Delfina Corbera Pi / Zuma Press / Europa Press
MADRID 10 set. (EUROPA PRESS) -
O presidente da Argentina, Javier Milei, anunciou nesta quarta-feira a apresentação de novas denúncias criminais contra empresas que estariam realizando atividades relacionadas a hidrocarbonetos na plataforma continental do país, o que, segundo ele, implicará na ampliação de processos judiciais já em andamento e na abertura de novos processos.
“A Presidência informa que serão apresentadas novas denúncias criminais contra empresas que estariam realizando atividades relacionadas a hidrocarbonetos na plataforma continental argentina, violando as proibições previstas na Lei nº 26.659”, informou a Casa Rosada em um comunicado.
Essas denúncias, acrescenta o texto presidencial, abrangerão não apenas “novas empresas envolvidas” nessas ações, mas também “identificarão diretores, gerentes, administradores, representantes e outras pessoas que tenham participado de decisões relacionadas a tais atividades”. Isso significa que os processos judiciais já em andamento poderão ser ampliados, bem como poderão ser abertos novos processos.
Além disso, o Executivo central afirmou que continuará avançando na implementação de ações que “permitam responsabilizar” “todos aqueles que estejam violando” a “soberania nacional” argentina, ações que, ressaltou, não se limitarão às pessoas jurídicas, mas abrangerão aqueles que, em seus cargos e funções, “tenham participado da prática desses delitos”.
“O Governo nacional continuará utilizando todos os meios à sua disposição para impedir que empresas ou particulares realizem atividades que violem os direitos soberanos da República Argentina e para punir os responsáveis”, concluiu o comunicado do governo.
Horas antes, o próprio gabinete presidencial argentino anunciou o início de processos para punir mais 15 pessoas por suas atividades petrolíferas nas Ilhas Malvinas, o que se soma aos esforços para adotar medidas punitivas contra outras 45 empresas e indivíduos.
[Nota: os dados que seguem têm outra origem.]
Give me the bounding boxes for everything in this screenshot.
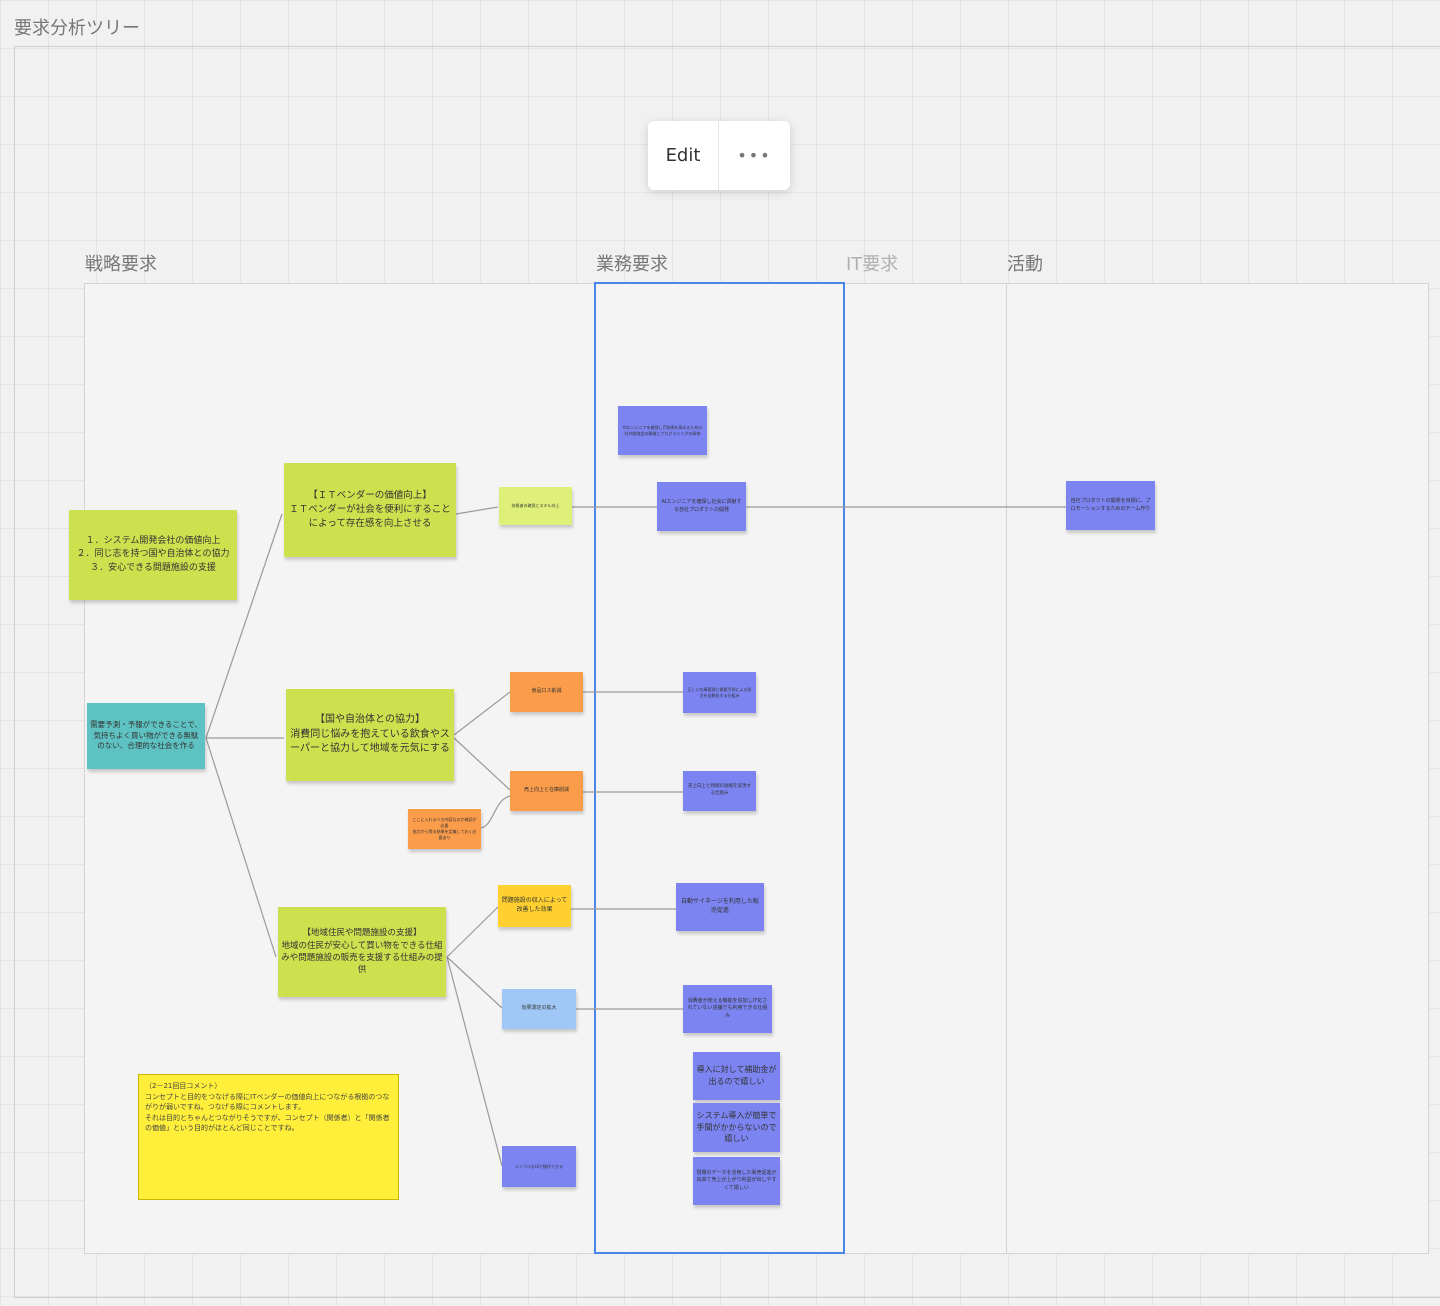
sticky-branch-vendor[interactable]: 【ＩＴベンダーの価値向上】 ＩＴベンダーが社会を便利にすることによって存在感を向… [284,463,456,557]
more-options-icon[interactable]: ••• [719,121,790,190]
sticky-business-9[interactable]: 現場のデータを活用した販売促進が出来て売上が上がり利益が出しやすくて嬉しい [693,1157,780,1205]
sticky-business-4[interactable]: 売上向上と時間の短縮を実現する仕組み [683,771,756,811]
column-header-activity: 活動 [1007,254,1043,275]
edit-button[interactable]: Edit [648,121,719,190]
column-header-business: 業務要求 [596,254,668,275]
sticky-branch-gov[interactable]: 【国や自治体との協力】 消費同じ悩みを抱えている飲食やスーパーと協力して地域を元… [286,689,454,781]
sticky-business-3[interactable]: 正しい在庫管理と需要予測による発注を自動化する仕組み [683,672,756,713]
sticky-local-sub3[interactable]: シンプルなUIで操作できる [502,1146,576,1187]
sticky-branch-local[interactable]: 【地域住民や問題施設の支援】 地域の住民が安心して買い物をできる仕組みや問題施設… [278,907,446,997]
sticky-goals[interactable]: １．システム開発会社の価値向上 ２．同じ志を持つ国や自治体との協力 ３．安心でき… [69,510,237,600]
column-header-it: IT要求 [846,254,899,275]
sticky-gov-sub2[interactable]: 売上向上と在庫削減 [510,771,583,811]
sticky-business-1[interactable]: AIエンジニアを確保しIT技術を高めるための社内勉強会の開催とプログラミングの研… [618,406,707,455]
sticky-business-6[interactable]: 消費者が使える機能を追加しIT化されていない店舗でも利用できる仕組み [683,985,772,1033]
sticky-gov-note[interactable]: ここに入れるべき内容なのか確認が必要 協力から得る結果を定義しておく必要あり [408,809,481,849]
sticky-business-2[interactable]: AIエンジニアを確保し社会に貢献する自社プロダクトの開発 [657,482,746,531]
floating-toolbar: Edit ••• [648,121,790,190]
sticky-root-concept[interactable]: 需要予測・予報ができることで、気持ちよく買い物ができる無駄のない、合理的な社会を… [87,703,205,769]
sticky-business-8[interactable]: システム導入が簡単で手間がかからないので嬉しい [693,1103,780,1152]
sticky-vendor-sub[interactable]: 技術者の確保とスキル向上 [499,487,572,525]
sticky-activity-1[interactable]: 自社プロダクトの開発を目標に、プロモーションするためのチーム作り [1066,481,1155,530]
board-title: 要求分析ツリー [14,18,140,39]
sticky-business-5[interactable]: 自動サイネージを利用した販売促進 [676,883,764,931]
sticky-business-7[interactable]: 導入に対して補助金が出るので嬉しい [693,1052,780,1100]
column-header-strategic: 戦略要求 [85,254,157,275]
sticky-local-sub1[interactable]: 問題施設の収入によって改善した効果 [498,885,571,927]
activity-panel[interactable] [1006,283,1429,1254]
sticky-local-sub2[interactable]: 効果測定の拡大 [502,989,576,1029]
comment-note[interactable]: （2－21回目コメント） コンセプトと目的をつなげる際にITベンダーの価値向上に… [138,1074,399,1200]
sticky-gov-sub1[interactable]: 食品ロス削減 [510,672,583,712]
Portanto, esse processo se soma aos já iniciados contra outras 45 pessoas e pessoas jurídicas “envolvidas no desenvolvimento ilegítimo de atividades relacionadas a hidrocarbonetos” nas Malvinas.
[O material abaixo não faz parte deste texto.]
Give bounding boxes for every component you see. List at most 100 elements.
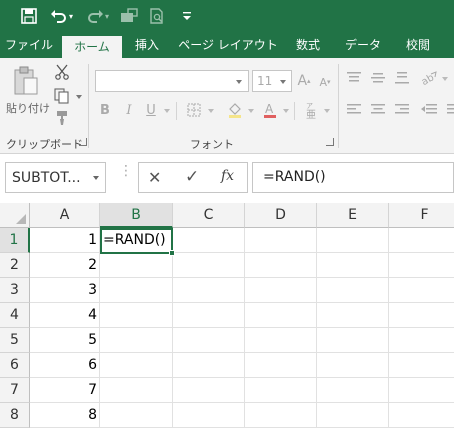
cell-b5[interactable] bbox=[100, 328, 173, 353]
cell-b8[interactable] bbox=[100, 403, 173, 428]
font-name-dropdown-icon[interactable] bbox=[236, 80, 242, 84]
cell-a6[interactable]: 6 bbox=[30, 353, 100, 378]
align-right-icon[interactable] bbox=[394, 102, 410, 118]
cell-a8[interactable]: 8 bbox=[30, 403, 100, 428]
cell-c3[interactable] bbox=[173, 278, 245, 303]
cell-e6[interactable] bbox=[317, 353, 389, 378]
align-bottom-icon[interactable] bbox=[394, 70, 410, 86]
cell-e3[interactable] bbox=[317, 278, 389, 303]
cell-b4[interactable] bbox=[100, 303, 173, 328]
column-header-d[interactable]: D bbox=[245, 203, 317, 228]
save-icon[interactable] bbox=[18, 5, 40, 27]
align-left-icon[interactable] bbox=[346, 102, 362, 118]
select-all-button[interactable] bbox=[0, 203, 30, 228]
tab-review[interactable]: 校閲 bbox=[396, 32, 440, 58]
cell-d3[interactable] bbox=[245, 278, 317, 303]
italic-button[interactable]: I bbox=[122, 102, 136, 118]
cell-a4[interactable]: 4 bbox=[30, 303, 100, 328]
cell-e4[interactable] bbox=[317, 303, 389, 328]
name-box[interactable]: SUBTOT... bbox=[5, 162, 106, 193]
worksheet-grid[interactable]: A B C D E F 1 1 =RAND() 2 2 3 3 4 4 5 5 … bbox=[0, 203, 454, 428]
font-color-dropdown-icon[interactable] bbox=[283, 109, 289, 113]
underline-button[interactable]: U bbox=[144, 102, 158, 118]
cut-icon[interactable] bbox=[54, 64, 70, 80]
cell-c2[interactable] bbox=[173, 253, 245, 278]
cell-d5[interactable] bbox=[245, 328, 317, 353]
tab-home[interactable]: ホーム bbox=[62, 36, 122, 58]
cell-a3[interactable]: 3 bbox=[30, 278, 100, 303]
phonetic-guide-icon[interactable]: ア亜 bbox=[304, 100, 320, 120]
clipboard-launcher-icon[interactable] bbox=[79, 138, 87, 146]
copy-icon[interactable] bbox=[54, 88, 70, 104]
cell-f1[interactable] bbox=[389, 228, 454, 253]
borders-dropdown-icon[interactable] bbox=[208, 109, 214, 113]
touch-mode-icon[interactable] bbox=[118, 5, 140, 27]
enter-icon[interactable]: ✓ bbox=[185, 167, 199, 187]
fill-color-dropdown-icon[interactable] bbox=[248, 109, 254, 113]
cell-f3[interactable] bbox=[389, 278, 454, 303]
name-box-dropdown-icon[interactable] bbox=[93, 176, 99, 180]
tab-file[interactable]: ファイル bbox=[0, 32, 58, 58]
cell-f7[interactable] bbox=[389, 378, 454, 403]
copy-dropdown-icon[interactable] bbox=[76, 95, 82, 99]
tab-insert[interactable]: 挿入 bbox=[124, 32, 170, 58]
cell-c4[interactable] bbox=[173, 303, 245, 328]
cell-b2[interactable] bbox=[100, 253, 173, 278]
column-header-b[interactable]: B bbox=[100, 203, 173, 228]
tab-page-layout[interactable]: ページ レイアウト bbox=[176, 32, 280, 58]
cell-f8[interactable] bbox=[389, 403, 454, 428]
cell-f4[interactable] bbox=[389, 303, 454, 328]
increase-font-size-icon[interactable]: A ▴ bbox=[297, 72, 311, 90]
column-header-a[interactable]: A bbox=[30, 203, 100, 228]
underline-dropdown-icon[interactable] bbox=[164, 109, 170, 113]
cell-b7[interactable] bbox=[100, 378, 173, 403]
cell-e5[interactable] bbox=[317, 328, 389, 353]
cell-d8[interactable] bbox=[245, 403, 317, 428]
undo-dropdown-icon[interactable]: ▾ bbox=[66, 5, 76, 27]
row-header-4[interactable]: 4 bbox=[0, 303, 30, 328]
cell-c8[interactable] bbox=[173, 403, 245, 428]
tab-data[interactable]: データ bbox=[336, 32, 390, 58]
cell-e1[interactable] bbox=[317, 228, 389, 253]
cell-a2[interactable]: 2 bbox=[30, 253, 100, 278]
orientation-icon[interactable]: ab bbox=[420, 70, 438, 86]
cell-c7[interactable] bbox=[173, 378, 245, 403]
fill-handle[interactable] bbox=[169, 250, 175, 256]
align-middle-icon[interactable] bbox=[370, 70, 386, 86]
cell-a5[interactable]: 5 bbox=[30, 328, 100, 353]
cell-c5[interactable] bbox=[173, 328, 245, 353]
cell-b3[interactable] bbox=[100, 278, 173, 303]
font-name-select[interactable] bbox=[95, 70, 249, 92]
cell-c6[interactable] bbox=[173, 353, 245, 378]
row-header-2[interactable]: 2 bbox=[0, 253, 30, 278]
font-size-select[interactable]: 11 bbox=[252, 70, 292, 92]
row-header-7[interactable]: 7 bbox=[0, 378, 30, 403]
row-header-3[interactable]: 3 bbox=[0, 278, 30, 303]
cell-a1[interactable]: 1 bbox=[30, 228, 100, 253]
font-color-icon[interactable]: A bbox=[262, 100, 278, 120]
paste-label[interactable]: 貼り付け bbox=[6, 100, 50, 116]
fill-color-icon[interactable] bbox=[226, 101, 244, 119]
cell-a7[interactable]: 7 bbox=[30, 378, 100, 403]
column-header-f[interactable]: F bbox=[389, 203, 454, 228]
column-header-c[interactable]: C bbox=[173, 203, 245, 228]
decrease-indent-icon[interactable] bbox=[420, 102, 438, 118]
cell-f6[interactable] bbox=[389, 353, 454, 378]
formula-input[interactable]: =RAND() bbox=[252, 162, 454, 193]
borders-icon[interactable] bbox=[186, 102, 202, 118]
cell-e7[interactable] bbox=[317, 378, 389, 403]
cell-d1[interactable] bbox=[245, 228, 317, 253]
increase-indent-icon[interactable] bbox=[442, 102, 454, 118]
redo-dropdown-icon[interactable]: ▾ bbox=[102, 5, 112, 27]
row-header-5[interactable]: 5 bbox=[0, 328, 30, 353]
tab-formulas[interactable]: 数式 bbox=[286, 32, 330, 58]
cell-d6[interactable] bbox=[245, 353, 317, 378]
cell-d7[interactable] bbox=[245, 378, 317, 403]
cell-d2[interactable] bbox=[245, 253, 317, 278]
cancel-icon[interactable]: ✕ bbox=[148, 168, 161, 187]
column-header-e[interactable]: E bbox=[317, 203, 389, 228]
row-header-8[interactable]: 8 bbox=[0, 403, 30, 428]
bold-button[interactable]: B bbox=[98, 102, 112, 118]
print-preview-icon[interactable] bbox=[146, 5, 168, 27]
insert-function-icon[interactable]: fx bbox=[221, 168, 234, 184]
“Este avanço é mais um passo na mesma direção”, destacava então o comunicado presidencial, em meio ao recrudescimento do conflito entre Buenos Aires e Londres pela reivindicação do arquipélago situado no Atlântico Sul, cuja disputa levou a uma guerra de dez semanas em 1982.
Vale lembrar que foi na última quinta-feira que o presidente da Casa Rosada, em uma mensagem televisionada dirigida à nação, anunciou um decreto para acelerar o endurecimento das sanções contra aqueles que participam de iniciativas de extração de petróleo nas Ilhas Malvinas “sem autorização” de Buenos Aires, ao mesmo tempo em que avançou a construção de uma base naval integrada na província da Terra do Fogo, localizada no extremo sul da América do Sul, e o aumento de suas capacidades no setor de telecomunicações.
A questão da soberania das Malvinas se acirrou especialmente nos últimos dias, depois que o presidente dos Estados Unidos, Donald Trump, em resposta a perguntas da imprensa, fez uma breve alusão ao assunto, na qual sugeriu a possibilidade de rever a posição de Washington sobre o apoio ao Reino Unido na questão da soberania do arquipélago disputado.
Sobre essas declarações, o embaixador dos Estados Unidos no Chile, Brandon Judd, se pronunciou nesta mesma semana, precisando, em entrevista à rede CNN, que “uma revisão não é uma mudança de postura”.
“Todo mundo revisa as políticas, todos os presidentes. Não importa se é o presidente do Chile, o dos Estados Unidos ou o primeiro-ministro do Reino Unido. Todo mundo revisa as políticas e analisa as declarações políticas para verificar se o mundo de hoje ainda é o mesmo de quando esse acordo foi assinado”, enfatizou o diplomata, ressaltando que Trump “nunca disse que mudou a política” nem “jamais disse que iria mudá-la”.